Over at the Comic Reporter, Tom Spurgeon talks to former Wizard Online editor Rick Marshall, who was let go in October:

SPURGEON: Were there any significant conflicts with what you were trying and accomplish and those on the news magazine, convention or even retail side of the company? How were those conflicts resolved?

MARSHALL: I feel like the site provided a rude awakening for the Wizard Magazine crew. Web site tracking systems provide a very easy, clear-cut way to determine which articles people are reading, and which articles people don’t bother skipping over. I don’t think Wizard Magazine was ready for the cold, hard facts that this type of tracking provided. Until the site came along, Wizard Magazine was always the biggest fish in a very small fishbowl — in this case, the world of comics news in print format. To take the analogy a step further, creating the website dumped that little bowl and its alpha-male fish into the ocean of online news. Suddenly it had to compete against other fish, and I don’t think it was ready for that. For example, the Wizard Magazine crew always seemed insulted by the fact that content from the magazine rarely received as many readers on the site as the original online content we produced. From a pure traffic standpoint, stories from ToyFare Magazine clobbered Wizard Magazine stories on a regular basis, and the reaction from the Wizard Magazine side always seemed to be that the fault wasn’t with the content itself, but the way in which we provided it online. It was very frustrating to present all of this data indicating that changes were necessary, and to have it ignored time and time again.
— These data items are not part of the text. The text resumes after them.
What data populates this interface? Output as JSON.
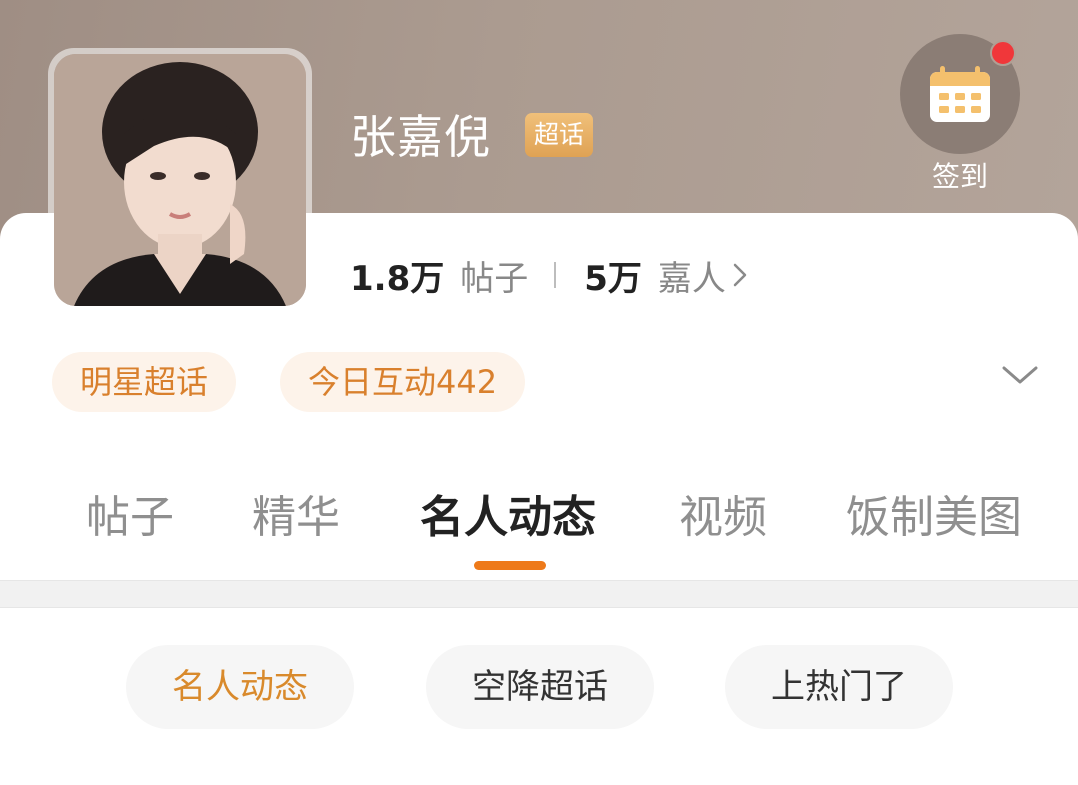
{
  "profile": {
    "name": "张嘉倪",
    "badge": "超话",
    "posts_count": "1.8万",
    "posts_label": "帖子",
    "fans_count": "5万",
    "fans_label": "嘉人"
  },
  "checkin": {
    "label": "签到",
    "has_notification": true
  },
  "tags": [
    "明星超话",
    "今日互动442"
  ],
  "tabs": [
    "帖子",
    "精华",
    "名人动态",
    "视频",
    "饭制美图"
  ],
  "active_tab": "名人动态",
  "filters": [
    "名人动态",
    "空降超话",
    "上热门了"
  ],
  "active_filter": "名人动态",
  "colors": {
    "accent": "#ee7a1a",
    "tag_text": "#d9802d",
    "tag_bg": "#fdf3ea",
    "badge": "#e8b15f",
    "notification": "#f0373a"
  }
}
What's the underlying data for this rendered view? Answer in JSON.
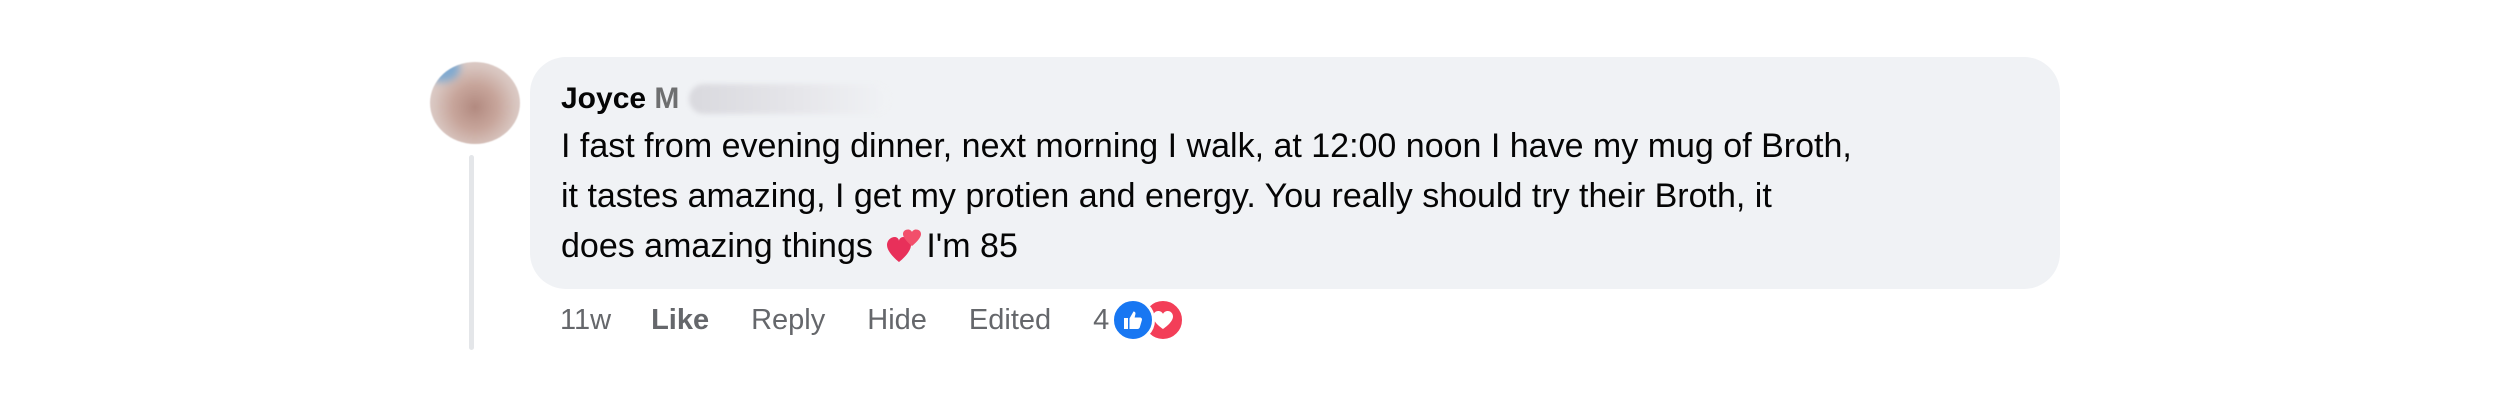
{
  "comment": {
    "author_first_name": "Joyce",
    "author_initial": "M",
    "text_lines": [
      "I fast from evening dinner, next morning I walk, at 12:00 noon I have my mug of Broth,",
      "it tastes amazing, I get my protien and energy. You really should try their Broth, it",
      "does amazing things"
    ],
    "text_after_emoji": "I'm 85",
    "emoji": "two-hearts"
  },
  "actions": {
    "timestamp": "11w",
    "like": "Like",
    "reply": "Reply",
    "hide": "Hide",
    "edited": "Edited",
    "reaction_count": "4",
    "reactions": [
      "like",
      "love"
    ]
  },
  "colors": {
    "bubble_bg": "#f0f2f5",
    "text": "#050505",
    "secondary_text": "#65676b",
    "like_blue": "#1877f2",
    "love_red": "#f33e58",
    "thread_line": "#e4e6e9"
  }
}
However, the most prominent conflict was always the traffic-vs-political content issue. From the start, my marching orders were always “More Traffic” and “More Readers.” But it became painfully obvious that many people at the company assumed that the most popular stories would always be the stories about the companies who buy the most space at conventions or advertise the most on the site — that we could MAKE a topic popular simply by posting it. It was an ideology framed around the notion that “it’s interesting because we tell you it’s interesting.”

That wasn’t the case, though. I obsessively tracked the traffic for the site, and there was rarely any overlap between the people who were considered “Friends of Wizard” (yes, that was an actual term thrown around) and the types of content and subject matter that generated the most traffic. So, most of the time, we operated under a cycle of unavoidable bridge-burning and tail-chasing, with the people at the higher levels of the company alternating between complaints of “Why didn’t you give my friend/client a front-page story?” and “Why weren’t the numbers as high today as they were yesterday?” It was a Catch-22 situation.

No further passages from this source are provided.